Anticipatory potentials (SPN/CNV)

Anticipatory potentials, termed SPN from now on for ease of understanding, were calculated by averaging the EEG activity over the last 200 ms before sound onset, consistent with previous research (e.g. Brunia and Damen 1988; Poli et al. 2007; Tanovic and Joormann 2019). Differences between conditions over all channels were assessed using a Monte Carlo permutation test on Fieldtrip with 1000 permutations and a (spatial) cluster correction with a significance threshold of P < 0.05. To further characterize the SPN, a single-channel analysis was performed. To determine the most responsive channel to the expectation of upcoming sound without bias, the SPN was averaged between all conditions and participants, and the channel with the minimum amplitude was selected for further analysis. Differences between conditions on this channel were tested using Fieldtrip’s dependent-sample permutation (n = 1000) test with P < 0.05. To calculate effect size, Bayes Factor (Kass and Raftery 1995) was calculated using the bayesFactor Toolbox in Matlab.

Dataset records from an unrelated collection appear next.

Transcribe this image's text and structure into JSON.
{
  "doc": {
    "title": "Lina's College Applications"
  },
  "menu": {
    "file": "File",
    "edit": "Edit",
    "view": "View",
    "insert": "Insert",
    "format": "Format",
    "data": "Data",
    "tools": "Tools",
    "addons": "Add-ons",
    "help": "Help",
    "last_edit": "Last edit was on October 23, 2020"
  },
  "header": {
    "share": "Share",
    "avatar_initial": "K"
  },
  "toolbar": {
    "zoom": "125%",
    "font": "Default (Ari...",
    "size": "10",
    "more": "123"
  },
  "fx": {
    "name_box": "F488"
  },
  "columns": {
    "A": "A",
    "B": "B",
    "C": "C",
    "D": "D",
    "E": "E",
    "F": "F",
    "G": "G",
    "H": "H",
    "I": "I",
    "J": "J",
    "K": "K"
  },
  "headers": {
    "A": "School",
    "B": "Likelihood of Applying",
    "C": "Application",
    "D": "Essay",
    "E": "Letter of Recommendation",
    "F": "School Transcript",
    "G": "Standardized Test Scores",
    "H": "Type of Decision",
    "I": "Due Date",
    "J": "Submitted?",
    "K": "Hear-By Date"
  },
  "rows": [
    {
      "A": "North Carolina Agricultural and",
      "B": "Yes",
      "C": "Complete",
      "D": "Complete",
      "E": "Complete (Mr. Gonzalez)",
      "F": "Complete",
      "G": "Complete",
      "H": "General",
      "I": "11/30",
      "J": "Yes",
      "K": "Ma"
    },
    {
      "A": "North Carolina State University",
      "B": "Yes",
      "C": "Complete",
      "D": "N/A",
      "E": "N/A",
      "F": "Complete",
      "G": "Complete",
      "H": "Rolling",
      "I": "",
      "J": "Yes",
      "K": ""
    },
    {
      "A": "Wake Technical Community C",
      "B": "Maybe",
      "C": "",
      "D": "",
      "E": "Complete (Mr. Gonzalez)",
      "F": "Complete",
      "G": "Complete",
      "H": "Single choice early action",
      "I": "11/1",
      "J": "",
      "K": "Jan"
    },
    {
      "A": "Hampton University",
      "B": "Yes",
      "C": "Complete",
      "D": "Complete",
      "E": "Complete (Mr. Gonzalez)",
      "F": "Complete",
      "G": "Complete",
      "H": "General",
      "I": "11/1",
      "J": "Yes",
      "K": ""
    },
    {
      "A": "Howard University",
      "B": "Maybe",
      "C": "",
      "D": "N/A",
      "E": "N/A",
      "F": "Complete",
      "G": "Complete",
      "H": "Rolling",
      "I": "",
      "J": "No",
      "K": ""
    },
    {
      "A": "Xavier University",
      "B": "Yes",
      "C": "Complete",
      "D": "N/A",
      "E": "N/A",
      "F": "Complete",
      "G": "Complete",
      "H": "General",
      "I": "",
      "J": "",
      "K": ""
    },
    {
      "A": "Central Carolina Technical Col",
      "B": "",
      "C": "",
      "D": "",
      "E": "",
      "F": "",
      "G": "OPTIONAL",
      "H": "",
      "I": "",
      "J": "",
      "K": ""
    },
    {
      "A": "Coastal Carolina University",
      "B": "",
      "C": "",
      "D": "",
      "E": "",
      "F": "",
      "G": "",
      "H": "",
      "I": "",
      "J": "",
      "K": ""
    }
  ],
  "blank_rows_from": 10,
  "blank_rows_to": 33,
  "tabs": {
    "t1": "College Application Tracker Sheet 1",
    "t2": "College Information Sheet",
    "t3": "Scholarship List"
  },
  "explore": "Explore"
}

Relation between SPN and behavior

The SPN (i.e. the last 200 ms before sound onset) was averaged over time and between conditions (i.e. cues) for each participant. The channel with the strongest negativity after averaging the SPN among participants was selected for analysis. Pearson correlation was performed between the mean amplitude of the SPN for all trials on the selected channel and the averaged reaction times to catch sounds regardless of cue. Two further correlations were performed by splitting the SPN and RTs depending on the category of the cue to explore whether the relationship between RTs and anticipatory potentials was modulated by emotion.

SPN source reconstruction

Source analysis of the anticipatory activity was performed in SPM12 (https://www.fil.ion.ucl.ac.uk/spm/software/spm12/). The SPN during the last 200 ms before sound onset was averaged over trials for each condition and subject. SPM’s head model based template in the MNI space was used for co-registration. The EEG-BEM (Boundary Element Method) forward head-model was selected to compute the lead field matrix. The forward model was inverted using the MSP algorithm using greedy search (Friston et al. 2008). MSP is a Bayesian approach to the inverse problem which automatically selects multiple cortical sources using empirical priors: it calculates covariance components of each prior and optimizes a model using restricted maximum likelihood. A group inversion was performed to restrict the activated sources between participants (Litvak and Friston 2008). A one-Sample t-test using SPM statistics with a P < 0.001 (FDR cluster-corrected) was used to define statistically significant sources of activation per condition. A paired t-test was performed to identify differences in sources between conditions. Anatomical labels were extracted using the automated anatomical labeling atlas 3 (Rolls et al. 2020).

Results

Behavioral

The aversive sound was rated as −3.20 ± 1.19 (95% CI: −3.26, −3.13) at the beginning of the experiment and as −3.14 ± 1.42 (95% CI: −3.22, −3.06) at the end, showing no habituation (W = 181.5, P = 0.61). The neutral sound was rated as 3.48 ± 1.13 (95% CI: 3.41, 3.54) and 3.41 ± 1.28 (95% CI: 3.34, 3.48) at the beginning and end of the experiment, respectively, again showing no habituation (W = 186, P = 0.27). All participants correctly identified which sound tended to follow each cue when asked after the experiment. On average, participants wrongly made a response on 3.40 ± 4.92 and 3.17 ± 3.39 trials after the aversive and neutral cues, respectively (median total false alarm rate: 4 trials or 0.67% of trials). 26 out of the 35 participants always responded when they heard the white noise, while the rest failed to respond between 1 and 4 times (mean miss rate: 0.008 ± 0.017%). No outlier reaction times (<150 ms) were observed, and thus, all RTs were included in the analysis. Normalized reaction times to the white noise (catch trials) after the aversive cue were significantly slower than responses after the neutral cue (aversive: mean, 418.85 ms; median, 417.12; IQR, 57.85; SD, 59.78; neutral: mean, 408.21 ms; median, 407.69; IQR, 75.42; SD, 57.41; t(34) = 2.68, P = 0.011; Cohen’s d = 0.45; Normalized difference: 0.144 [95% CI: 0.035, 0.253]; Fig. 2).

Fig. 2.

Fig. 2

Normalized response times (RT) to the white noise after aversive and neutral cues (n = 35). Black and white lines indicate the mean and median, respectively.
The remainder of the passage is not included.